# Movie recommendation: The Railway Man



## Bobw235 (Sep 2, 2016)

Just caught this on Netflix. Wow, what powerful film starring Colin Firth and Nicole Kidman. Not an easy film to watch. 

Eric Lomax (Colin Firth), a former British army officer and POW, discovers that the Japanese interpreter who tortured him is still alive. He and his new wife (Nicole Kidman) set out to confront the man who caused him so much pain.


----------



## Ameriscot (Sep 2, 2016)

Saw the preveiws for this before.  Looks tough to watch but I plan to.


----------



## Bobw235 (Sep 2, 2016)

Ameriscot said:


> Saw the preveiws for this before.  Looks tough to watch but I plan to.



My wife saw it was on so we watched it. Yes, the scenes of what the prisoners were subjected to are hard to watch, but that's apparently how the Japanese treated POWs. It's consistent with, but worse than what you may have seen if you'd watched "Unbroken", also based on a true story. Really a story of PTSD.


----------



## Warrigal (Sep 2, 2016)

I found it an uplifting film. 

As an Australian I have been well steeped in the stories of captivity under Nippon so nothing surprising there but the denoument of this film is about healing, forgiveness and recovery. We need more of that.

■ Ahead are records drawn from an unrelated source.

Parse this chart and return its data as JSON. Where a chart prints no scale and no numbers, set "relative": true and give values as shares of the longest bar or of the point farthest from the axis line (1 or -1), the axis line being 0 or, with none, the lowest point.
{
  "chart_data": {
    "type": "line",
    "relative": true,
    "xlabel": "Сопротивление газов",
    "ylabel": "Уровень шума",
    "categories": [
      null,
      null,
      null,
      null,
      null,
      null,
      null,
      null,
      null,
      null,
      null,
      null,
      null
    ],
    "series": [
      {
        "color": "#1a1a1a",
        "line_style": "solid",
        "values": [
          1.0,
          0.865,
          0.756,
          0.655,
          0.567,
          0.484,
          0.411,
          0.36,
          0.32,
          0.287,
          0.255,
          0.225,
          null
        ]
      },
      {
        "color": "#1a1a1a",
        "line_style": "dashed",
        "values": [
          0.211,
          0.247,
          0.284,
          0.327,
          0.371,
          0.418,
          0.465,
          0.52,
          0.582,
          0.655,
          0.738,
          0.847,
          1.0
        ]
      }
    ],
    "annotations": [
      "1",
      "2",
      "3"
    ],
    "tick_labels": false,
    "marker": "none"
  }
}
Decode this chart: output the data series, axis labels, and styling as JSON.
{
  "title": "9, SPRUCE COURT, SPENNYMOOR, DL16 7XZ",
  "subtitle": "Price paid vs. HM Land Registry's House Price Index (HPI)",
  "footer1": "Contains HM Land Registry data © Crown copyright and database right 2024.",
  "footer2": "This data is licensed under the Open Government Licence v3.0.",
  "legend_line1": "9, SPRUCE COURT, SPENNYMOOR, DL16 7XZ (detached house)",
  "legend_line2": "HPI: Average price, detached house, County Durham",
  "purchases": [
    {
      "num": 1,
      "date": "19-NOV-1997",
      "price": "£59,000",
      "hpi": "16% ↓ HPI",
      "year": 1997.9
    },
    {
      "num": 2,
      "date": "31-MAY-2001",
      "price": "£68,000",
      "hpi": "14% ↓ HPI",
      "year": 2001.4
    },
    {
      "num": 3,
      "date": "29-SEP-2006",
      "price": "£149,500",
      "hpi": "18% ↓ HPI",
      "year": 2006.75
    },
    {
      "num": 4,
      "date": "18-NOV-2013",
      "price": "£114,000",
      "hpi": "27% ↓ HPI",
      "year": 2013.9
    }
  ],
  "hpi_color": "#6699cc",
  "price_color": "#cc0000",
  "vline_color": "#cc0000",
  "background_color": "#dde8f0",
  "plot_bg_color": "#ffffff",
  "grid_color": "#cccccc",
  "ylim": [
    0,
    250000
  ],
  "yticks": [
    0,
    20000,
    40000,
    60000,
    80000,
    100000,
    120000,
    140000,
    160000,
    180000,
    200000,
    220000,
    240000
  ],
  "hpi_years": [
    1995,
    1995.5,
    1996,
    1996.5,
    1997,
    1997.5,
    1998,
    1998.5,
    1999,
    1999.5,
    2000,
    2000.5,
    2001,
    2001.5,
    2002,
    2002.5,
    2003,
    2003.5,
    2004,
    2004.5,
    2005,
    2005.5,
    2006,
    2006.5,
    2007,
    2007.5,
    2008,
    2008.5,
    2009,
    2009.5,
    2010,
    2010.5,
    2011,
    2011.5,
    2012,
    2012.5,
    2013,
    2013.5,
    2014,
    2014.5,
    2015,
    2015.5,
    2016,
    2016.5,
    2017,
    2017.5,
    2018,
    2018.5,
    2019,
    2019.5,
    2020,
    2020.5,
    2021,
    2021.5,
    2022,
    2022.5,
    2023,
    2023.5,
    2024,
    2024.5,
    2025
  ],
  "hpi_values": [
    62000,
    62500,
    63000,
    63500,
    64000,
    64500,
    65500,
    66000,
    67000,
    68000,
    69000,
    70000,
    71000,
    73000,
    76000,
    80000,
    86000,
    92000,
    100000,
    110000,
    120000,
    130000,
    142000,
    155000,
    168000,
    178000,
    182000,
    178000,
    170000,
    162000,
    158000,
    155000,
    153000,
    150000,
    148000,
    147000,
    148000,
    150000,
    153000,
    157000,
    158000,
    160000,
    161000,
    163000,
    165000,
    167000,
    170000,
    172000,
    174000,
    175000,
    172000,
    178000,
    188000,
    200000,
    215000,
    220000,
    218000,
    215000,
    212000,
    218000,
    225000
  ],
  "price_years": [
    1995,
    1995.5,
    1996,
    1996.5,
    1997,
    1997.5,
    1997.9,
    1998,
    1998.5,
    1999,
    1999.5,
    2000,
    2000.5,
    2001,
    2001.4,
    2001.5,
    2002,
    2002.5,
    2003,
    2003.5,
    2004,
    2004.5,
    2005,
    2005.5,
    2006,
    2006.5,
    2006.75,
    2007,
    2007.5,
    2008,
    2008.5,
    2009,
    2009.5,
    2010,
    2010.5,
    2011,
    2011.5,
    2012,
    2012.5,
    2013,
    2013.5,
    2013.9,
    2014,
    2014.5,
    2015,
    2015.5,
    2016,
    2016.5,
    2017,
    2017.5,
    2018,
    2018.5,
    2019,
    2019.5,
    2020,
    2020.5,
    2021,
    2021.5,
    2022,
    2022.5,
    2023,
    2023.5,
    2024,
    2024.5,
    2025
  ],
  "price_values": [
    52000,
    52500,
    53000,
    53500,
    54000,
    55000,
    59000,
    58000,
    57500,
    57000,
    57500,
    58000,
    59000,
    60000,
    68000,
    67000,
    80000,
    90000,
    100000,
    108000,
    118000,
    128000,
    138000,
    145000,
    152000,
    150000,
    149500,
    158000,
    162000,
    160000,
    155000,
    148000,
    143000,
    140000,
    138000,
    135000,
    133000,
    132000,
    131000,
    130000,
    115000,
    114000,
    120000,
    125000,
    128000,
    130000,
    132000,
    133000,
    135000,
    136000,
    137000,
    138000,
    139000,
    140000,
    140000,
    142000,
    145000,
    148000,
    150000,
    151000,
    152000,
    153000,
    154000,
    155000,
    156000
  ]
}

Another that I would recommend is The Water Diviner which touches on the disaster of the WW I Gallipoli campaign, unresolved grief and new hope afterwards.


----------



## Bobw235 (Sep 2, 2016)

Warrigal said:


> I found it an uplifting film.
> 
> As an Australian I have been well steeped in the stories of captivity under Nippon so nothing surprising there but the denoument of this film is about healing, forgiveness and recovery. We need more of that.
> 
> Another that I would recommend is The Water Diviner which touches on the disaster of the WW I Gallipoli campaign, unresolved grief and new hope afterwards.



Agree that it's ultimately about healing and forgiveness and recovery. Some very moving scenes in the picture. I'll have to look for the one you've recommended here. Thanks for the suggestion.


----------



## Bobw235 (Sep 3, 2016)

Warri, I watched the film you recommended ("The Water Diviner") and really enjoyed it. Thanks for the recommendation. We were able to view it via Cinemax for free. It had a good story and of course Russell Crowe is always a wonderful actor.


----------



## Warrigal (Sep 3, 2016)

Glad you enjoyed it.


----------



## jnos (Sep 4, 2016)

My husband and I watched this when it came out. Very good and memorable movie.


----------